Wang Yixiao, Hu Jing, Zhang Xiyue, Yusuf Abubakar, Qi Binbin, Jin Huan, Liu Yiyang, He Jun, Wang Yunshan, Yang Gang, Sun Yong
Key Laboratory of Carbonaceous Wastes Processing and Process Intensification of Zhejiang Province, University of Nottingham Ningbo, Ningbo 315100, China.
Department of Petroleum Engineering, China University of Petroleum-Beijing, Beijing 102249, China.
ACS Omega. 2021 Oct 4;6(41):27183-27199. doi: 10.1021/acsomega.1c03851. eCollection 2021 Oct 19.
Three modeling techniques, namely, a radial basis function neural network (RBFNN), a comprehensive kinetic with genetic algorithm (CKGA), and a response surface methodology (RSM), were used to study the kinetics of Fischer-Tropsch (FT) synthesis. Using a 29 × 37 (4 independent process parameters as inputs and corresponding 36 responses as outputs) matrix with total 1073 data sets for data training through RBFNN, the established model is capable of predicting hydrocarbon product distribution i.e., the paraffin formation rate (C-C) and the olefin to paraffin ratio (OPR) within acceptable uncertainties. With additional validation data sets (15 × 36 matrix with total 540 data sets), the uncertainties of using three different models were compared and the outcomes were: RBFNN (±5% uncertainties), RSM (±10% uncertainties), and CKGA (±30% uncertainties), respectively. A new effective strategy for kinetic study of the complex FT synthesis is proposed: RBFNN is used for data matrix generation with a limited number of experimental data sets (due to its fast converge and less computation time), CKGA is used for mechanism selections by the Langmuir-Hinshelwood-Hougen-Watson (LHHW) approach using a genetic algorithm to find out potential reaction pathways, and RSM is used for statistical analysis of the investigated data matrix (generated from RBFNN through central composite design) upon responses and subsequent singular/multiple optimizations. The proposed strategy is a very useful and practical tool in process engineering design and practice for the product distribution during FT synthesis.

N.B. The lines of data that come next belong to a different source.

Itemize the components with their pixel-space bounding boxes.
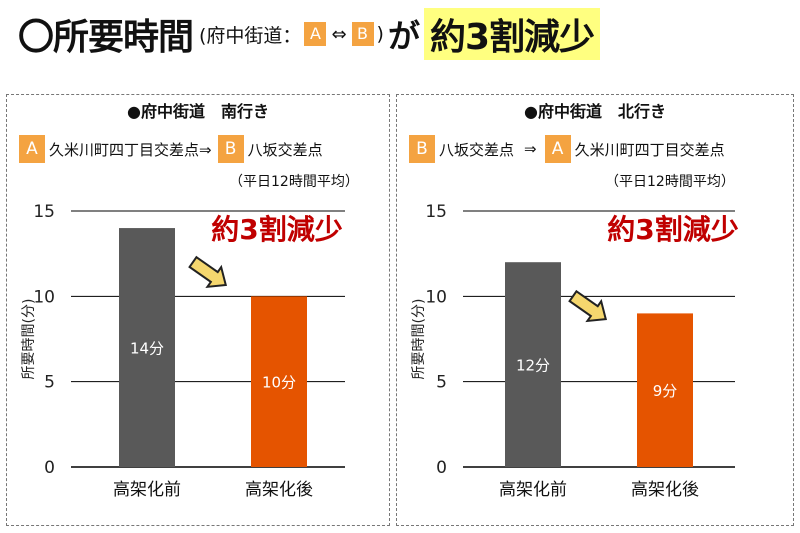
- bar-value-label: 14分: [130, 340, 164, 358]
- bar-before: [119, 228, 175, 467]
- bar-value-label: 10分: [262, 374, 296, 392]
- y-tick-label: 10: [33, 287, 55, 307]
- callout-label: 約3割減少: [211, 213, 342, 246]
- decrease-arrow-shape: [188, 255, 228, 289]
- headline: 〇所要時間 (府中街道： A ⇔ B ) が 約3割減少: [18, 6, 601, 62]
- bar-before: [505, 262, 561, 467]
- route-to: 八坂交差点: [247, 140, 323, 159]
- bar-value-label: 9分: [653, 382, 678, 400]
- route-from: 久米川町四丁目交差点⇒: [49, 140, 212, 159]
- bar-after: [637, 313, 693, 467]
- headline-main: 〇所要時間: [18, 17, 194, 58]
- condition-note: （平日12時間平均）: [605, 174, 735, 190]
- x-tick-label: 高架化前: [499, 480, 567, 500]
- panel-northbound: ●府中街道 北行き B 八坂交差点 ⇒ A 久米川町四丁目交差点 （平日12時間…: [396, 94, 794, 526]
- route-from-box: B: [409, 135, 435, 163]
- decrease-arrow-icon: [188, 255, 228, 289]
- panel-title: ●府中街道 北行き: [524, 102, 666, 121]
- route-to: 久米川町四丁目交差点: [574, 140, 725, 159]
- route-from-box: A: [19, 135, 45, 163]
- decrease-arrow-icon: [568, 289, 608, 323]
- y-tick-label: 0: [44, 458, 55, 478]
- route-arrow: ⇒: [524, 140, 537, 158]
- bar-after: [251, 296, 307, 467]
- route-from: 八坂交差点: [439, 140, 515, 159]
- panel-title: ●府中街道 南行き: [127, 102, 269, 121]
- x-tick-label: 高架化後: [631, 480, 699, 500]
- callout-label: 約3割減少: [607, 213, 738, 246]
- y-tick-label: 0: [436, 458, 447, 478]
- headline-box-b: B: [351, 22, 374, 46]
- headline-highlight: 約3割減少: [423, 8, 601, 60]
- y-axis-label: 所要時間(分): [411, 299, 427, 380]
- route-to-box: A: [544, 135, 571, 163]
- y-tick-label: 5: [436, 373, 447, 393]
- bar-value-label: 12分: [516, 357, 550, 375]
- condition-note: （平日12時間平均）: [229, 174, 359, 190]
- headline-sub-open: (府中街道：: [199, 24, 302, 47]
- decrease-arrow-shape: [568, 289, 608, 323]
- route-to-box: B: [217, 135, 244, 163]
- x-tick-label: 高架化後: [245, 480, 313, 500]
- headline-connector: が: [387, 17, 420, 55]
- y-tick-label: 10: [425, 287, 447, 307]
- y-tick-label: 15: [425, 202, 447, 222]
- y-tick-label: 15: [33, 202, 55, 222]
- panel-southbound: ●府中街道 南行き A 久米川町四丁目交差点⇒ B 八坂交差点 （平日12時間平…: [6, 94, 390, 526]
- headline-arrow: ⇔: [331, 23, 347, 45]
- route-line: B 八坂交差点 ⇒ A 久米川町四丁目交差点: [409, 135, 731, 163]
- x-tick-label: 高架化前: [113, 480, 181, 500]
- headline-sub: (府中街道： A ⇔ B ): [199, 21, 384, 48]
- route-line: A 久米川町四丁目交差点⇒ B 八坂交差点: [19, 135, 329, 163]
- y-tick-label: 5: [44, 373, 55, 393]
- headline-box-a: A: [304, 22, 327, 46]
- headline-sub-close: ): [376, 23, 384, 45]
- y-axis-label: 所要時間(分): [21, 299, 37, 380]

采用三种建模技术,即径向基函数神经网络(RBFNN)、带有遗传算法的综合动力学(CKGA)和响应面方法(RSM),来研究费托(FT)合成反应动力学。通过RBFNN使用一个29×37(4个独立过程参数作为输入,36个相应响应作为输出)的矩阵,共1073个数据集进行数据训练,所建立的模型能够在可接受的不确定度范围内预测烃类产物分布,即石蜡生成速率(C-C)和烯烃与石蜡的比例(OPR)。利用额外的验证数据集(15×36矩阵,共540个数据集),比较了使用三种不同模型的不确定度,结果分别为:RBFNN(±5%不确定度)、RSM(±10%不确定度)和CKGA(±30%不确定度)。提出了一种用于复杂FT合成反应动力学研究的新的有效策略:RBFNN用于使用有限数量的实验数据集生成数据矩阵(因其收敛速度快且计算时间短),CKGA用于通过朗缪尔-欣谢尔伍德-霍根-沃森(LHHW)方法利用遗传算法选择反应机理以找出潜在反应路径,RSM用于对由RBFNN通过中心复合设计生成的研究数据矩阵进行关于响应的统计分析以及随后的单/多优化。所提出的策略在FT合成过程中产品分布的过程工程设计和实践中是一种非常有用且实用的工具。